Now for the primary focus of my editorial comments. Why “two steps forward and one step back?” I know this is an old cliché, but it is apropos in this context. Sudden death in sport is always a tragedy and often a primary focus of the media spotlight, albeit short-lived. The sport world mourned the tragic and untimely death of 19-year-old Maryland football player Jordan McNair in June 2018 that occurred as a result of complications associated with exertional heat stroke on May 29, 2018. Heat stroke in the world of athletic training is a big deal!

Perhaps we owe the improvements in recognition and treatment of heat stroke to the 2001 death of Korey Stringer, a Minnesota Viking lineman whose cause of death was hyperthermia; essentially he burnt up! His death led to the development of the Korey Stringer Institute in 2010, whose mission is to provide research, education, advocacy, and consultation to maximize performance, optimize safety, and prevent sudden death for the athlete, soldier, and laborer. The institute is led by athletic trainer and health care advocate Dr. Doug Casa.

Most, if not all, athletic trainers know that the treatment of choice for anyone suspected to have heatstroke is full-body immersion in cold water. As an educator, this is a proven and evidence-supported treatment that saves lives. An August 14, 2018 headline in the Baltimore Sun read, “Cold-water immersion is ‘magic elixir’ for heatstroke—and a question in treatment of Maryland's Jordan McNair.” For more details on this tragic story, I urge you to go on the Internet and scour the multitude of accounts that have been put forth by the media.

At the center of the controversy are those who were closest to the athlete at the time of the incident and those ultimately responsible for his health and safety, including the athletic trainers. As a traditionalist and patriot, I'm a true believer in the American judicial system that one is presumed innocent until proven guilty by a jury of peers. I do not intend to play judge and jury in this matter, but unfortunately in a world where news is shared instantly and moves at lightning speed, the athletic trainers and other staff members in this tragic incident have already been convicted in the court of public opinion. This no doubt directly impacts the profession of athletic training and the more than 44,000 NATA members who practice in the United States and abroad serving the needs of our patients and constituents. I anxiously await the final details to be released in the future, but the early accounts of what transpired do not shed a good light on the actions (or inactions) of the athletic trainers in this particular case. I hope this is not what actually happened in this case because lives and careers will be disrupted and changed forever.

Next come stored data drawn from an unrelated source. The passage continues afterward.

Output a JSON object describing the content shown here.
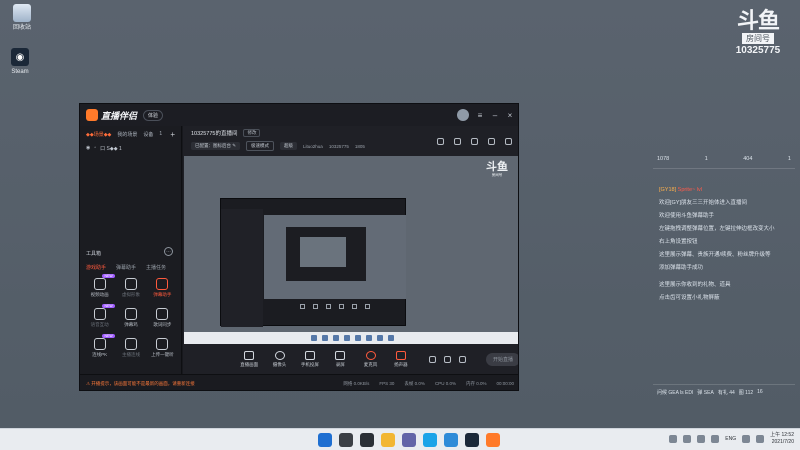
{
  "desktop": {
    "icons": [
      {
        "label": "回收站",
        "icon": "recycle-bin-icon"
      },
      {
        "label": "Steam",
        "icon": "steam-icon"
      }
    ],
    "brand": {
      "logo": "斗鱼",
      "sub": "房间号",
      "room": "10325775"
    }
  },
  "chat": {
    "stats": [
      "1078",
      "1",
      "404",
      "1"
    ],
    "lines": [
      {
        "tag": "[GY18]",
        "name": "Sprite~ lvl",
        "text": ""
      },
      {
        "tag": "",
        "name": "",
        "text": "欢迎[GY]朋友三三开始体进入直播间"
      },
      {
        "tag": "",
        "name": "",
        "text": "欢迎使用斗鱼弹幕助手"
      },
      {
        "tag": "",
        "name": "",
        "text": "左键拖拽调整弹幕位置，左键拉伸边框改变大小"
      },
      {
        "tag": "",
        "name": "",
        "text": "右上角设置按钮"
      },
      {
        "tag": "",
        "name": "",
        "text": "这里展示弹幕、贵族开通/续费、粉丝牌升级等"
      },
      {
        "tag": "",
        "name": "",
        "text": "添加弹幕助手成功"
      },
      {
        "tag": "",
        "name": "",
        "text": "这里展示你收到的礼物、道具"
      },
      {
        "tag": "",
        "name": "",
        "text": "点击齿可设置小礼物屏蔽"
      }
    ],
    "footer": [
      "问候 GEA ls EDI",
      "弹 SEA",
      "有礼 44",
      "图 112",
      "16"
    ]
  },
  "app": {
    "title": "直播伴侣",
    "version_chip": "体验",
    "sidebar": {
      "scene": "◆◆场景◆◆",
      "tabs": [
        "我的场景",
        "设备",
        "1"
      ],
      "source": "口 S◆◆ 1",
      "tools_title": "工具箱",
      "tools_tabs": [
        "游戏助手",
        "弹幕助手",
        "主播任务"
      ],
      "tools": [
        {
          "label": "视频动画",
          "icon": "video-effect-icon",
          "new": "NEW",
          "state": "normal"
        },
        {
          "label": "虚拟形象",
          "icon": "avatar-icon",
          "new": "",
          "state": "dim"
        },
        {
          "label": "弹幕助手",
          "icon": "danmaku-icon",
          "new": "",
          "state": "hot"
        },
        {
          "label": "语音互动",
          "icon": "voice-icon",
          "new": "NEW",
          "state": "dim"
        },
        {
          "label": "弹幕鸡",
          "icon": "chicken-icon",
          "new": "",
          "state": "normal"
        },
        {
          "label": "歌词同步",
          "icon": "lyrics-icon",
          "new": "",
          "state": "normal"
        },
        {
          "label": "连线PK",
          "icon": "pk-icon",
          "new": "NEW",
          "state": "normal"
        },
        {
          "label": "主播连线",
          "icon": "link-icon",
          "new": "",
          "state": "dim"
        },
        {
          "label": "上传一键听",
          "icon": "upload-icon",
          "new": "",
          "state": "normal"
        }
      ]
    },
    "main": {
      "room_title": "10325775的直播间",
      "edit_label": "修改",
      "category": "已配置：图标后台 ✎",
      "stream_mode": "极速模式",
      "quality": "超级",
      "user": "Lituo2hua",
      "room_id": "10325775",
      "fans": "1805",
      "preview": {
        "logo": "斗鱼",
        "logo_sub": "房间号"
      },
      "controls": [
        {
          "label": "直播画面",
          "icon": "screen-icon",
          "state": "normal"
        },
        {
          "label": "摄像头",
          "icon": "camera-icon",
          "state": "normal"
        },
        {
          "label": "手机投屏",
          "icon": "phone-cast-icon",
          "state": "normal"
        },
        {
          "label": "录屏",
          "icon": "record-icon",
          "state": "normal"
        },
        {
          "label": "麦克风",
          "icon": "mic-icon",
          "state": "hot"
        },
        {
          "label": "扬声器",
          "icon": "speaker-icon",
          "state": "hot"
        }
      ],
      "start_label": "开始直播"
    },
    "status": {
      "warning": "⚠ 开播提示，该画面可能不是最新的画面，请重新连接",
      "items": [
        "网络 0.0KB/s",
        "FPS 30",
        "丢帧 0.0%",
        "CPU 0.0%",
        "内存 0.0%",
        "00:00:00"
      ]
    }
  },
  "taskbar": {
    "tray_lang": "ENG",
    "time": "上午 12:52",
    "date": "2021/7/20"
  }
}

I personally am using this as a “teachable moment” and one that should generate much discussion among my students and colleagues. Additionally, it has created a renewed interest and call for the adoption of the “medical model” for sports health care delivery in the collegiate setting, which interestingly was the focus of the NATA's 2016 Strategic Issues in Athletic Training Lecture Series. Athletic training blogs and social media sites are buzzing over this topic in the wake of the Maryland football incident, and it is certain to gain the attention of the NATA's Board of Directors in the future. Until then, it is “two steps forward and one step back!”



The author has no financial or proprietary interest in the materials presented herein.